La anorexia y la bulimia afectan al 5,6% de la población adolescente. (Getty/ BSIP)
- Este trastorno de la alimentación encuentra tierra fértil en las sociedades de capitalismo avanzado, o mejor dicho, exacerbado
Aunque necesitemos alimentarnos para vivir, los humanos, en tanto seres de lenguaje, no tenemos una relación puramente instintual con la comida. Somos seres inmersos en un baño de lenguaje desde nuestro nacimiento, y eso marca definitivamente nuestras vidas. A partir de ahí, elegimos qué comer, a qué hora hacerlo, con quién. Descubrimos un gusto personal por determinados alimentos mientras que otros pueden no gustarnos. Decidimos incluir ciertos alimentos en nuestras dietas y excluir otros. Lo hacemos en razón de nuestras tradiciones, religión, creencias científicas, influencias de la época y gustos o manías personales.
Podemos esperar para comer aunque tengamos hambre si aún falta alguien a la mesa, o comer sin hambre algo que nos gusta, por el puro placer que nos produce. Aún más, podemos sentir hambre si estamos angustiados, o por el contrario, experimentar un nudo en el estómago que nos impide ingerir alimento alguno. Todas estas situaciones dan cuenta de que la relación que cada ser hablante establece con la comida está fuera de toda programación y se convierte en absolutamente singular.
La relación que cada ser hablante establece con la comida está fuera de toda programación y se convierte en absolutamente singular
Por eso, las santas anoréxicas de los siglos XIV a XVI, como Catalina de Siena o Teresa de Ávila, pudieron cultivar el ayuno como medio de acceso a la comunión con Dios, mientras que las anorexias que han proliferado en nuestra época se presentan de un modo totalmente diferente.
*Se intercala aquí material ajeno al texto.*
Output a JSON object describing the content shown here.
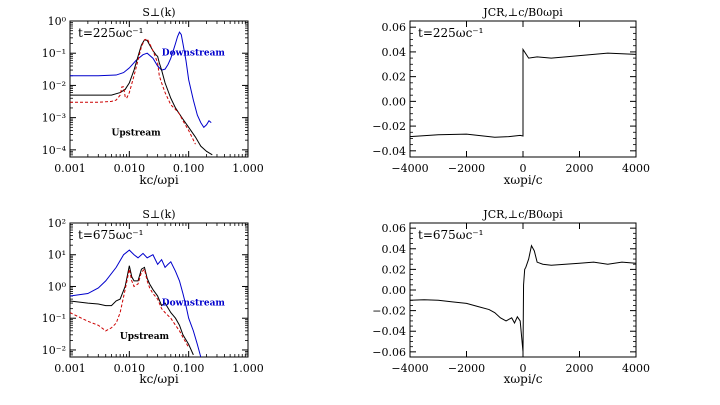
{
  "chart_data": [
    {
      "id": "s-perp-early",
      "type": "line",
      "title": "S⊥(k)",
      "xlabel": "kc/ωpi",
      "ylabel": "",
      "xscale": "log",
      "yscale": "log",
      "xlim": [
        0.001,
        1.0
      ],
      "ylim": [
        6e-05,
        1.0
      ],
      "xticks": [
        0.001,
        0.01,
        0.1,
        1.0
      ],
      "xtick_labels": [
        "0.001",
        "0.010",
        "0.100",
        "1.000"
      ],
      "yticks": [
        0.0001,
        0.001,
        0.01,
        0.1,
        1.0
      ],
      "ytick_labels": [
        "10⁻⁴",
        "10⁻³",
        "10⁻²",
        "10⁻¹",
        "10⁰"
      ],
      "time_label": "t=225ωc⁻¹",
      "annotations": [
        {
          "text": "Downstream",
          "color": "#0000cc",
          "x": 0.12,
          "y": 0.085
        },
        {
          "text": "Upstream",
          "color": "#000000",
          "x": 0.013,
          "y": 0.00028
        }
      ],
      "series": [
        {
          "name": "Downstream",
          "color": "#0000cc",
          "style": "solid",
          "x": [
            0.001,
            0.003,
            0.006,
            0.008,
            0.01,
            0.013,
            0.017,
            0.02,
            0.025,
            0.03,
            0.035,
            0.04,
            0.045,
            0.05,
            0.055,
            0.06,
            0.065,
            0.07,
            0.075,
            0.08,
            0.09,
            0.1,
            0.12,
            0.14,
            0.16,
            0.18,
            0.2,
            0.22,
            0.24
          ],
          "y": [
            0.02,
            0.02,
            0.021,
            0.025,
            0.035,
            0.06,
            0.09,
            0.1,
            0.07,
            0.04,
            0.03,
            0.032,
            0.045,
            0.07,
            0.12,
            0.2,
            0.33,
            0.45,
            0.38,
            0.2,
            0.06,
            0.015,
            0.0035,
            0.0012,
            0.0007,
            0.0005,
            0.0006,
            0.0008,
            0.0007
          ]
        },
        {
          "name": "Black (solid)",
          "color": "#000000",
          "style": "solid",
          "x": [
            0.001,
            0.003,
            0.005,
            0.007,
            0.0085,
            0.01,
            0.012,
            0.014,
            0.016,
            0.018,
            0.02,
            0.022,
            0.025,
            0.028,
            0.03,
            0.032,
            0.035,
            0.04,
            0.05,
            0.06,
            0.07,
            0.08,
            0.1,
            0.13,
            0.16,
            0.2,
            0.25
          ],
          "y": [
            0.005,
            0.005,
            0.005,
            0.006,
            0.0075,
            0.012,
            0.03,
            0.08,
            0.18,
            0.26,
            0.25,
            0.18,
            0.12,
            0.09,
            0.08,
            0.05,
            0.03,
            0.012,
            0.004,
            0.002,
            0.0013,
            0.0009,
            0.0005,
            0.00025,
            0.00013,
            9e-05,
            7e-05
          ]
        },
        {
          "name": "Red (dashed)",
          "color": "#cc0000",
          "style": "dashed",
          "x": [
            0.001,
            0.003,
            0.005,
            0.006,
            0.007,
            0.0075,
            0.008,
            0.0085,
            0.009,
            0.01,
            0.012,
            0.014,
            0.016,
            0.018,
            0.02,
            0.022,
            0.025,
            0.028,
            0.03,
            0.032,
            0.035,
            0.04,
            0.05,
            0.06,
            0.07,
            0.08,
            0.1,
            0.13
          ],
          "y": [
            0.003,
            0.003,
            0.0032,
            0.0035,
            0.005,
            0.009,
            0.009,
            0.0045,
            0.004,
            0.006,
            0.02,
            0.06,
            0.16,
            0.26,
            0.28,
            0.2,
            0.12,
            0.07,
            0.05,
            0.02,
            0.012,
            0.006,
            0.0025,
            0.0018,
            0.0013,
            0.0008,
            0.0004,
            0.00015
          ]
        }
      ]
    },
    {
      "id": "jcr-early",
      "type": "line",
      "title": "JCR,⊥c/B0ωpi",
      "xlabel": "xωpi/c",
      "ylabel": "",
      "xscale": "linear",
      "yscale": "linear",
      "xlim": [
        -4000,
        4000
      ],
      "ylim": [
        -0.045,
        0.065
      ],
      "xticks": [
        -4000,
        -2000,
        0,
        2000,
        4000
      ],
      "xtick_labels": [
        "−4000",
        "−2000",
        "0",
        "2000",
        "4000"
      ],
      "yticks": [
        -0.04,
        -0.02,
        0.0,
        0.02,
        0.04,
        0.06
      ],
      "ytick_labels": [
        "−0.04",
        "−0.02",
        "0.00",
        "0.02",
        "0.04",
        "0.06"
      ],
      "time_label": "t=225ωc⁻¹",
      "annotations": [],
      "series": [
        {
          "name": "JCR",
          "color": "#000000",
          "style": "solid",
          "x": [
            -4000,
            -3000,
            -2000,
            -1000,
            -500,
            -100,
            0,
            0.01,
            200,
            500,
            1000,
            2000,
            3000,
            4000
          ],
          "y": [
            -0.0285,
            -0.027,
            -0.0265,
            -0.029,
            -0.0285,
            -0.0275,
            -0.028,
            0.042,
            0.035,
            0.036,
            0.035,
            0.037,
            0.039,
            0.038
          ]
        }
      ]
    },
    {
      "id": "s-perp-late",
      "type": "line",
      "title": "S⊥(k)",
      "xlabel": "kc/ωpi",
      "ylabel": "",
      "xscale": "log",
      "yscale": "log",
      "xlim": [
        0.001,
        1.0
      ],
      "ylim": [
        0.006,
        100
      ],
      "xticks": [
        0.001,
        0.01,
        0.1,
        1.0
      ],
      "xtick_labels": [
        "0.001",
        "0.010",
        "0.100",
        "1.000"
      ],
      "yticks": [
        0.01,
        0.1,
        1,
        10,
        100
      ],
      "ytick_labels": [
        "10⁻²",
        "10⁻¹",
        "10⁰",
        "10¹",
        "10²"
      ],
      "time_label": "t=675ωc⁻¹",
      "annotations": [
        {
          "text": "Downstream",
          "color": "#0000cc",
          "x": 0.12,
          "y": 0.25
        },
        {
          "text": "Upstream",
          "color": "#000000",
          "x": 0.018,
          "y": 0.022
        }
      ],
      "series": [
        {
          "name": "Downstream",
          "color": "#0000cc",
          "style": "solid",
          "x": [
            0.001,
            0.002,
            0.003,
            0.004,
            0.006,
            0.008,
            0.01,
            0.012,
            0.014,
            0.017,
            0.02,
            0.025,
            0.03,
            0.035,
            0.04,
            0.045,
            0.05,
            0.06,
            0.07,
            0.08,
            0.09,
            0.1,
            0.12,
            0.14,
            0.16
          ],
          "y": [
            0.5,
            0.6,
            0.9,
            1.5,
            4,
            10,
            14,
            10,
            8,
            11,
            8,
            10,
            5,
            7,
            4,
            5,
            6,
            3,
            1.5,
            0.6,
            0.25,
            0.1,
            0.04,
            0.015,
            0.006
          ]
        },
        {
          "name": "Black (solid)",
          "color": "#000000",
          "style": "solid",
          "x": [
            0.001,
            0.002,
            0.003,
            0.004,
            0.005,
            0.006,
            0.007,
            0.0085,
            0.01,
            0.011,
            0.012,
            0.014,
            0.016,
            0.018,
            0.02,
            0.022,
            0.025,
            0.03,
            0.035,
            0.04,
            0.05,
            0.06,
            0.07,
            0.08,
            0.1,
            0.12
          ],
          "y": [
            0.35,
            0.3,
            0.28,
            0.25,
            0.25,
            0.35,
            0.4,
            1.0,
            4.5,
            2.0,
            1.5,
            1.5,
            3.5,
            4.0,
            1.8,
            1.2,
            0.8,
            0.5,
            0.25,
            0.3,
            0.15,
            0.1,
            0.06,
            0.03,
            0.015,
            0.007
          ]
        },
        {
          "name": "Red (dashed)",
          "color": "#cc0000",
          "style": "dashed",
          "x": [
            0.001,
            0.002,
            0.003,
            0.004,
            0.005,
            0.006,
            0.007,
            0.0085,
            0.01,
            0.011,
            0.012,
            0.014,
            0.016,
            0.018,
            0.02,
            0.022,
            0.025,
            0.03,
            0.035,
            0.04,
            0.05,
            0.06,
            0.07,
            0.08,
            0.1
          ],
          "y": [
            0.15,
            0.08,
            0.06,
            0.04,
            0.05,
            0.07,
            0.15,
            0.8,
            3.5,
            1.5,
            1.0,
            1.2,
            2.8,
            3.5,
            1.5,
            0.9,
            0.6,
            0.4,
            0.2,
            0.15,
            0.1,
            0.06,
            0.04,
            0.025,
            0.012
          ]
        }
      ]
    },
    {
      "id": "jcr-late",
      "type": "line",
      "title": "JCR,⊥c/B0ωpi",
      "xlabel": "xωpi/c",
      "ylabel": "",
      "xscale": "linear",
      "yscale": "linear",
      "xlim": [
        -4000,
        4000
      ],
      "ylim": [
        -0.065,
        0.065
      ],
      "xticks": [
        -4000,
        -2000,
        0,
        2000,
        4000
      ],
      "xtick_labels": [
        "−4000",
        "−2000",
        "0",
        "2000",
        "4000"
      ],
      "yticks": [
        -0.06,
        -0.04,
        -0.02,
        0.0,
        0.02,
        0.04,
        0.06
      ],
      "ytick_labels": [
        "−0.06",
        "−0.04",
        "−0.02",
        "0.00",
        "0.02",
        "0.04",
        "0.06"
      ],
      "time_label": "t=675ωc⁻¹",
      "annotations": [],
      "series": [
        {
          "name": "JCR",
          "color": "#000000",
          "style": "solid",
          "x": [
            -4000,
            -3500,
            -3000,
            -2500,
            -2000,
            -1600,
            -1200,
            -1000,
            -800,
            -600,
            -400,
            -300,
            -200,
            -100,
            -50,
            0,
            20,
            60,
            100,
            200,
            300,
            400,
            500,
            700,
            1000,
            1500,
            2000,
            2500,
            3000,
            3500,
            4000
          ],
          "y": [
            -0.01,
            -0.0095,
            -0.01,
            -0.0115,
            -0.013,
            -0.016,
            -0.019,
            -0.022,
            -0.027,
            -0.03,
            -0.027,
            -0.032,
            -0.026,
            -0.03,
            -0.045,
            -0.06,
            0.005,
            0.02,
            0.022,
            0.03,
            0.043,
            0.038,
            0.027,
            0.025,
            0.024,
            0.025,
            0.026,
            0.027,
            0.025,
            0.027,
            0.026
          ]
        }
      ]
    }
  ]
}
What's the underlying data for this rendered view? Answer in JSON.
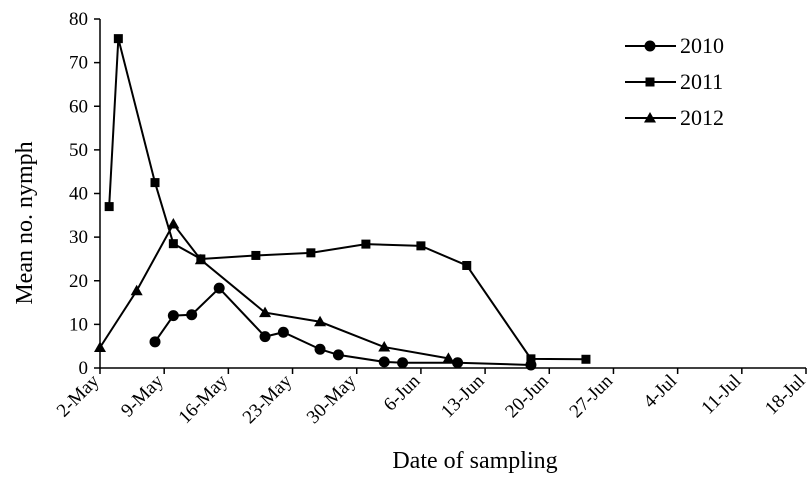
{
  "chart_data": {
    "type": "line",
    "title": "",
    "xlabel": "Date of sampling",
    "ylabel": "Mean no. nymph",
    "ylim": [
      0,
      80
    ],
    "xlim": [
      "2-May",
      "18-Jul"
    ],
    "yticks": [
      "0",
      "10",
      "20",
      "30",
      "40",
      "50",
      "60",
      "70",
      "80"
    ],
    "xticks": [
      "2-May",
      "9-May",
      "16-May",
      "23-May",
      "30-May",
      "6-Jun",
      "13-Jun",
      "20-Jun",
      "27-Jun",
      "4-Jul",
      "11-Jul",
      "18-Jul"
    ],
    "grid": false,
    "legend_position": "top-right",
    "series": [
      {
        "name": "2010",
        "marker": "circle",
        "color": "#000000",
        "x": [
          "8-May",
          "10-May",
          "12-May",
          "15-May",
          "20-May",
          "22-May",
          "26-May",
          "28-May",
          "2-Jun",
          "4-Jun",
          "10-Jun",
          "18-Jun"
        ],
        "y": [
          6,
          12,
          12.2,
          18.3,
          7.2,
          8.2,
          4.3,
          3,
          1.4,
          1.2,
          1.2,
          0.7
        ]
      },
      {
        "name": "2011",
        "marker": "square",
        "color": "#000000",
        "x": [
          "3-May",
          "4-May",
          "8-May",
          "10-May",
          "13-May",
          "19-May",
          "25-May",
          "31-May",
          "6-Jun",
          "11-Jun",
          "18-Jun",
          "24-Jun"
        ],
        "y": [
          37,
          75.5,
          42.5,
          28.5,
          25,
          25.8,
          26.4,
          28.4,
          28,
          23.5,
          2.1,
          2
        ]
      },
      {
        "name": "2012",
        "marker": "triangle",
        "color": "#000000",
        "x": [
          "2-May",
          "6-May",
          "10-May",
          "13-May",
          "20-May",
          "26-May",
          "2-Jun",
          "9-Jun"
        ],
        "y": [
          4.7,
          17.7,
          33,
          24.8,
          12.7,
          10.6,
          4.8,
          2.2
        ]
      }
    ]
  }
}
Para entender este fenómeno hoy podemos pensar en claves de época. La anorexia, como otros de los denominados trastornos de la alimentación - bulimia, ingesta compulsiva, obesidad - encuentra tierra fértil en las sociedades de capitalismo avanzado, o mejor dicho, exacerbado. Solo allí dónde hay exceso de objetos producidos por el capitalismo y un empuje voraz al consumo prosperan estas patologías, en el contexto discursivo de un circuito sin fin basado en la falsa promesa de tapar con un objeto, a menudo tecnológico, la falta estructural que nos caracteriza como humanos.
Para entender a cada anoréxica solo podemos partir de su subjetividad
Pero para entender a cada anoréxica, solo podemos partir de su subjetividad, de esa dimensión humana singular inaugurada por el lenguaje, donde el rechazo del alimento -que, por cierto, es un don inaugural del Otro para los humanos- aparece para la anoréxica como una solución. Solución, porque lo que visto desde fuera constituye un trastorno alimentario, a la anoréxica le permite hacer frente al malestar de su vida singular. En este sentido es una armadura defensiva, que le impide hacer una demanda de tratamiento. De ahí la conocida ausencia de demanda anoréxica y la comparativa que ha suscitado con las adicciones. Porque para la anoréxica, el tratamiento es la anorexia misma.
La falta estructural ante la que cada cual ha de responder en su vida, -léase por ejemplo cómo devenir mujer en el tránsito puberal-adolescente, sin manual de instrucciones- cobra una dimensión trágica en la anorexia. En tanto es imposible hacerle frente, solo queda la “solución” anoréxica, que ofrece al sujeto una sensación de control con la contabilización de las calorías y la pérdida ponderal.
El cuerpo ingobernable, experimentado a veces como fragmentado, es ilusoriamente dominado a través del tratamiento anoréxico. Se trata una solución de tipo defensivo, a la par que produce un goce sufriente. Una manera de hacer frente al malestar de la vida. Con un coste altísimo, pero para ella imprescindible.